REPUBLIKA.CO.ID, JAKARTA -- Ketua Umum Pengurus Pusat (PP) Muhammadiyah Haedar Nashir mengatakan, Hari Santri Nasional pada Senin (22/10) lalu harus menjadi momentum bagi para santri menunjukkan kiprahnya dalam kehidupan berbangsa. Sebab, sosok santri merupakan perlambang kebajikan agama Islam.
Ia bersyukur, saat ini banyak santri yang merasa percaya diri. "Gempita merasa menjadi santri tampak menggema di Tanah Air hari-hari ini. Berbagai pernyataan, jargon, dan upacara untuk menunjukkan diri sebagai santri meluas di mana-mana," kata dia dalam keterangan tertulis yang diterima Republika.co.id, Selasa (23/10).
Menurut dia, kenyataan itu menjadi pertanda baik akan adanya wujud keislaman yang lebih berkualitas dari umat Islam di Indonesia. Ia berharap, peran santri dapat mewarnai kehidupan Indonesia menjadi lebih baik dengan nilai-nilai luhur Islam.
Ia menyatakan, dengan pengaruh santri, Indonesia dapat menjadi negara dan bangsa yang bebas dari korupsi. Bukan justru sebaliknya, memanfaatkan kekuasaan, melakukan kekerasan, kemaksiatan, dan segala keburukan yang membuat citra negeri ini terpuruk.
"Kesantrian itu harus menunjukkan jiwa, pikiran, perilaku, dan tindakan keislaman yang benar-benar Islami secara nyata. Bukan dalam klaim dan retorika," ujar dia.

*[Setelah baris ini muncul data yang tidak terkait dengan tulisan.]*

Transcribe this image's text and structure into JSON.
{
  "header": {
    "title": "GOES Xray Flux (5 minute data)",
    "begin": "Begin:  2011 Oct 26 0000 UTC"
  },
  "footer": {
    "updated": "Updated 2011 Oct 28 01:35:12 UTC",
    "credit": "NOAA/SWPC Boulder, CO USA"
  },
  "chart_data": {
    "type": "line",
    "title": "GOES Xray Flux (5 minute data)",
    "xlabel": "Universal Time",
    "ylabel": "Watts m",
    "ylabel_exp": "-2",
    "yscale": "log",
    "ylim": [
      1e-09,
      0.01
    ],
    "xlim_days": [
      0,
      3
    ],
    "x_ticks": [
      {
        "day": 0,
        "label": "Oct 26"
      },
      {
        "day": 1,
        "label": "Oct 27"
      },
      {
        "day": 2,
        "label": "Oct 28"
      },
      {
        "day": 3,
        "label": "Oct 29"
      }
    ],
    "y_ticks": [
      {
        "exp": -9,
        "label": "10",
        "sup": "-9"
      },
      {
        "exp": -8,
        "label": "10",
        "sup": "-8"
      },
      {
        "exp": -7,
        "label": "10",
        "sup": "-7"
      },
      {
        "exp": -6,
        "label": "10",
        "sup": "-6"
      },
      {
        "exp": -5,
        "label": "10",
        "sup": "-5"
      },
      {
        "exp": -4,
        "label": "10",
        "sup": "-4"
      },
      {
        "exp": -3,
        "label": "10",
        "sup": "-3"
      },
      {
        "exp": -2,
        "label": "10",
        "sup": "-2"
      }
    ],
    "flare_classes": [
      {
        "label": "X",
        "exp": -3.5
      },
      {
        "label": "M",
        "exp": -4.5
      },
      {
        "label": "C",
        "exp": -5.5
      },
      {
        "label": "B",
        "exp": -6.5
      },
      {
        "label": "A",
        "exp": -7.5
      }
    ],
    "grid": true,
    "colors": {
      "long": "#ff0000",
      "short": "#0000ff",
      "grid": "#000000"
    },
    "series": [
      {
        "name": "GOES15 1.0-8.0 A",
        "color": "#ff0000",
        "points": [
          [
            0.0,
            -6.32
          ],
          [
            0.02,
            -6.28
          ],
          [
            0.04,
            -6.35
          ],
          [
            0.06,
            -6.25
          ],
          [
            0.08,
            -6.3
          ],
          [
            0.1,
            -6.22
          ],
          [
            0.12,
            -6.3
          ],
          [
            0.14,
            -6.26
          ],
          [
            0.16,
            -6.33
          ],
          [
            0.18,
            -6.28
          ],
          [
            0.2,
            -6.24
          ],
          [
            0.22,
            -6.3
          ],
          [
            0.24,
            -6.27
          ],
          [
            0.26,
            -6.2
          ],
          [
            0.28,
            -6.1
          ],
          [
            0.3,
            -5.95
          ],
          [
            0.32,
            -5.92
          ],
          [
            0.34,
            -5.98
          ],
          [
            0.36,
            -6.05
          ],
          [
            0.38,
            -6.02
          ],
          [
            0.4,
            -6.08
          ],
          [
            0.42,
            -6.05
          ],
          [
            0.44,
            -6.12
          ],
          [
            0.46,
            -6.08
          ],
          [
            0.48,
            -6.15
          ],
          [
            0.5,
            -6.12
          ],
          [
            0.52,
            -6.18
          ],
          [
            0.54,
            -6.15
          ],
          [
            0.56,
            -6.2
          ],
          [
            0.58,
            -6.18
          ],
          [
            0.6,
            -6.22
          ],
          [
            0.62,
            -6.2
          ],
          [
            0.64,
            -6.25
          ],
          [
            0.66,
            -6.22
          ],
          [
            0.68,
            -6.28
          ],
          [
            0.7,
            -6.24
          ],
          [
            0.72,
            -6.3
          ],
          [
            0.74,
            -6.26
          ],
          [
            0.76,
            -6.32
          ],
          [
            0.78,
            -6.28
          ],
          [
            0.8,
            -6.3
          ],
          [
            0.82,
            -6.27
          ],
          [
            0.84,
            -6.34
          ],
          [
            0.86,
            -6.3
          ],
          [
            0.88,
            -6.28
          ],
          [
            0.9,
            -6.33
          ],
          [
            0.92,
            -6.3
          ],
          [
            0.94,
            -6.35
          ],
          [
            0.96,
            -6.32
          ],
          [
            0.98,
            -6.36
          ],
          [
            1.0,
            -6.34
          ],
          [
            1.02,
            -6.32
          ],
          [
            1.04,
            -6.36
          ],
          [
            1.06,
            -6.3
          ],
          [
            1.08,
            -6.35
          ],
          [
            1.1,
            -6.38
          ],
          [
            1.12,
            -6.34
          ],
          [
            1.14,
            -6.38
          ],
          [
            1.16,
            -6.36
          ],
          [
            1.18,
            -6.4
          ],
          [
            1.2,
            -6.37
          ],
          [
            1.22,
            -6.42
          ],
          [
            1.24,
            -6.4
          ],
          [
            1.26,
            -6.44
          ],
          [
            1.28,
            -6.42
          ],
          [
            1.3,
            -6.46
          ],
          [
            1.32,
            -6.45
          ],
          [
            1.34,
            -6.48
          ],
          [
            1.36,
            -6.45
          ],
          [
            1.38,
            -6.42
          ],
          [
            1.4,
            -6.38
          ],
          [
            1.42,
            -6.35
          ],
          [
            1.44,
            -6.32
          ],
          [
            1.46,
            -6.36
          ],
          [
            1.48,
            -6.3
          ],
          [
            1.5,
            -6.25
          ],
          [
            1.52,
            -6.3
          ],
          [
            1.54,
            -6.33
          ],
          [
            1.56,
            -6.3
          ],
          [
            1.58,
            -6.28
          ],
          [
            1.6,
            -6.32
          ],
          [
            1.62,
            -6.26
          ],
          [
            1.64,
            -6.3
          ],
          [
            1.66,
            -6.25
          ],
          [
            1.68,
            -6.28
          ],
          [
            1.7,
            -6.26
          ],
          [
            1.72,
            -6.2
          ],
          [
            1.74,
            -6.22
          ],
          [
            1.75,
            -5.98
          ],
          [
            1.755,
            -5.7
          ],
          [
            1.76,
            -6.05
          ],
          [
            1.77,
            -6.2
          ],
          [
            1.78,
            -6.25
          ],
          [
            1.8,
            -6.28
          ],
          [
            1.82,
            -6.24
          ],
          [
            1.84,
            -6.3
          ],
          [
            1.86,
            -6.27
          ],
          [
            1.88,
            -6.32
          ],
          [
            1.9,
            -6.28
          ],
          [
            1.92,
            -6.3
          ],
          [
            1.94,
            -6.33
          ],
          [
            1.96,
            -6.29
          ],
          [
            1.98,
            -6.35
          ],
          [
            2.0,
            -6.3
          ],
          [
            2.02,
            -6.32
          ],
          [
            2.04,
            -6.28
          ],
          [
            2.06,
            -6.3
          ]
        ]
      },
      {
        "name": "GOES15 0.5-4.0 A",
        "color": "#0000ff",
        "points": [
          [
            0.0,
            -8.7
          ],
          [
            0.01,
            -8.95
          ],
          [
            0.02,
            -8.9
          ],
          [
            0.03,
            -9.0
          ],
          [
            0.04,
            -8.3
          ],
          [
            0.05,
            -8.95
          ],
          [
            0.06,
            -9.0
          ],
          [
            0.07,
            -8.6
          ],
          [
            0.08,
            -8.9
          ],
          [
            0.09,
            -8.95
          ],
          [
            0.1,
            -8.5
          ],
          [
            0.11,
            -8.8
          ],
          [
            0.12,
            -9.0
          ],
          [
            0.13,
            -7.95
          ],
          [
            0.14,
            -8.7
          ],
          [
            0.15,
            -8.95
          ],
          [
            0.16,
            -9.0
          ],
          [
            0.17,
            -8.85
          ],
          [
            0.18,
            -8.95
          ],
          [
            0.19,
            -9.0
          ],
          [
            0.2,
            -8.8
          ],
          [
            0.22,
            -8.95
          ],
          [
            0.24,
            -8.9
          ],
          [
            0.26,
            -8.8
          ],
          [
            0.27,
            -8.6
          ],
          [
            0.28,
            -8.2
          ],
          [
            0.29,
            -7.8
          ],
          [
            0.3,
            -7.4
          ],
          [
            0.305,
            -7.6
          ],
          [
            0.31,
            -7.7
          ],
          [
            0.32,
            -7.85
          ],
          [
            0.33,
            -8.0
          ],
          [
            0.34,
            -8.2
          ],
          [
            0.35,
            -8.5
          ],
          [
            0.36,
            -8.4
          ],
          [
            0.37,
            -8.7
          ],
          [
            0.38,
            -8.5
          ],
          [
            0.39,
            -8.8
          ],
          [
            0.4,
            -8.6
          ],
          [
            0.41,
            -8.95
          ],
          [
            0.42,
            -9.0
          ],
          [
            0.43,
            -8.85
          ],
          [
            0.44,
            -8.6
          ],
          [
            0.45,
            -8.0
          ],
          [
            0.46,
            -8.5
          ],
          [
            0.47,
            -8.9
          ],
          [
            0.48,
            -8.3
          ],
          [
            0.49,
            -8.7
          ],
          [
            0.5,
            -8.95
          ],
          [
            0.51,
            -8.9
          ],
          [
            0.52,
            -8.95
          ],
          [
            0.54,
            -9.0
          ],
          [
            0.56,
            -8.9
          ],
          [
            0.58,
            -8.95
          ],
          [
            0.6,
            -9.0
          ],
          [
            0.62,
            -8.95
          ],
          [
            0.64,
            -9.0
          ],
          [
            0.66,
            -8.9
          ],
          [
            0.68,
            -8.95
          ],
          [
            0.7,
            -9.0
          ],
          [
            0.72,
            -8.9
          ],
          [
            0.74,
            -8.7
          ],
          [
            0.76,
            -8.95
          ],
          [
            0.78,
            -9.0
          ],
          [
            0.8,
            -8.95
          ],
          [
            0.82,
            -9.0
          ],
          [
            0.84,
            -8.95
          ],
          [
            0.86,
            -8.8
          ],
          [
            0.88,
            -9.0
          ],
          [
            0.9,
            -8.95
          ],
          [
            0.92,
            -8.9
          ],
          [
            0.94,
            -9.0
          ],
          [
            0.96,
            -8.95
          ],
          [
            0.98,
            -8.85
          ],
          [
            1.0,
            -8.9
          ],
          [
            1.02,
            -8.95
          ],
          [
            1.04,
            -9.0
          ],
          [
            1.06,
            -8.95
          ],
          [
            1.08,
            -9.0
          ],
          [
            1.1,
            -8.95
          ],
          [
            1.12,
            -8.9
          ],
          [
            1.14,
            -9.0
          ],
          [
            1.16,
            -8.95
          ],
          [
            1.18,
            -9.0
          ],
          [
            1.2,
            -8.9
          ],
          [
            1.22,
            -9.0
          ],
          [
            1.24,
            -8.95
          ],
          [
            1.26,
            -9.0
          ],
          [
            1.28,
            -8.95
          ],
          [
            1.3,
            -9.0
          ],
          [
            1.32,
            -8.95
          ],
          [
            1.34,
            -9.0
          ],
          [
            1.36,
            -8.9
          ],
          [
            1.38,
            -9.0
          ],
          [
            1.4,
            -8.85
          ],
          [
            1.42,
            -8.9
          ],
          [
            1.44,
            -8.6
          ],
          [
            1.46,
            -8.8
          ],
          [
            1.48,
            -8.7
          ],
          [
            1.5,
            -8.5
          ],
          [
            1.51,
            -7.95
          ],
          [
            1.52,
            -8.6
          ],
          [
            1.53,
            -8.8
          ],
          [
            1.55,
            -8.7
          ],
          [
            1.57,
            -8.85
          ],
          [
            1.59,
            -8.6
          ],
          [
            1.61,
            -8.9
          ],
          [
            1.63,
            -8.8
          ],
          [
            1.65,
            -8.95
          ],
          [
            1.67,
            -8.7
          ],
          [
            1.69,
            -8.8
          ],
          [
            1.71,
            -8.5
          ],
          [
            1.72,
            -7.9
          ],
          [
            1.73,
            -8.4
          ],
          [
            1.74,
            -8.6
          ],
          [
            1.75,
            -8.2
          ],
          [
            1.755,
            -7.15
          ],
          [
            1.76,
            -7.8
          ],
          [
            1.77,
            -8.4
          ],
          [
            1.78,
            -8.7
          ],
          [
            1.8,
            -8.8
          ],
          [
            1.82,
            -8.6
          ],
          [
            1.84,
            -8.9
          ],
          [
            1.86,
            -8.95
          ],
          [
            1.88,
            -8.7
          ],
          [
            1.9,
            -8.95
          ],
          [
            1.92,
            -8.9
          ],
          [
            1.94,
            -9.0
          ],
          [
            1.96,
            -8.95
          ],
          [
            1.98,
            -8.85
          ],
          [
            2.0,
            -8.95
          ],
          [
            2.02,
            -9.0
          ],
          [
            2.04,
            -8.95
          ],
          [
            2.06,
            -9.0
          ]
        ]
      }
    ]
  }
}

Ia menjelaskan, secara umum santri merupakan julukan bagi seseorang yang mengikuti pendidikan agama Islam di pesantren. Karena itu, julukan santri melekat dengan dunia pesantren yang mendidik beragama dengan benar dan baik.
Bahkan, kata dia, santri telah menjadi kategori keagamaan untuk menunjuk Muslim yang taat menjalankan agama Islam. Selain itu, santri sering disimbolkan kaum putih sebagai perlambang bersih atau suci, lawannya abangan.
"Jadi, betapa luhur status keislaman kaum santri sehingga bukan atribut yang sembarangan," kata dia.
Dengan demikian, kaum santri harus menunjukkan sikap, tutur kata, dan tindakan yang berakhlak mulia. Sebagaimana diajarkan di pesantren, kata dia, santri harus merepresentasikan akhlak jujur, amanah, menjaga lisan, sopan santun, damai, toleran, seimbang, kata sejalan tindakan, dan segala perangai yang mulia, serta menebar rahmat bagi orang lain dan lingkungannya.
Sebaliknya, lanjut dia, kaum santri menjauhi segala perilaku merugikan diri sendiri, orang lain, dan lingkungannya. Menurut dia, santri tidak melakukan akhlak yang buruk, seperti kekerasan kepada siapa pun dan apa pun, seperti menyiksa, membakar, dan berbuat onar atau anarkis di ruang publik atas nama perbuatan baik.
"Santri tidak dibenarkan berbuat sekehendaknya, apalagi dengan menggunakan alasan agama dan nasionalisme. Jika berbeda paham atau pandangan, kaum santri tetap baik, damai, dan toleran sebagai wujud ukhuwah," kata dia.
Ia menegaskan, jika kaum santri dapat menunjukkan uswah hasanah atau teladan yang baik, umat dan bangsa akan menjadi khaira ummah. Sebaliknya, ketika santri tidak mampu menunjukkan keteladanan, kepercayaan publik akan menghilang.
"Tentu saja berdampak luas pada citra umat Islam di negeri ini," ujar dia.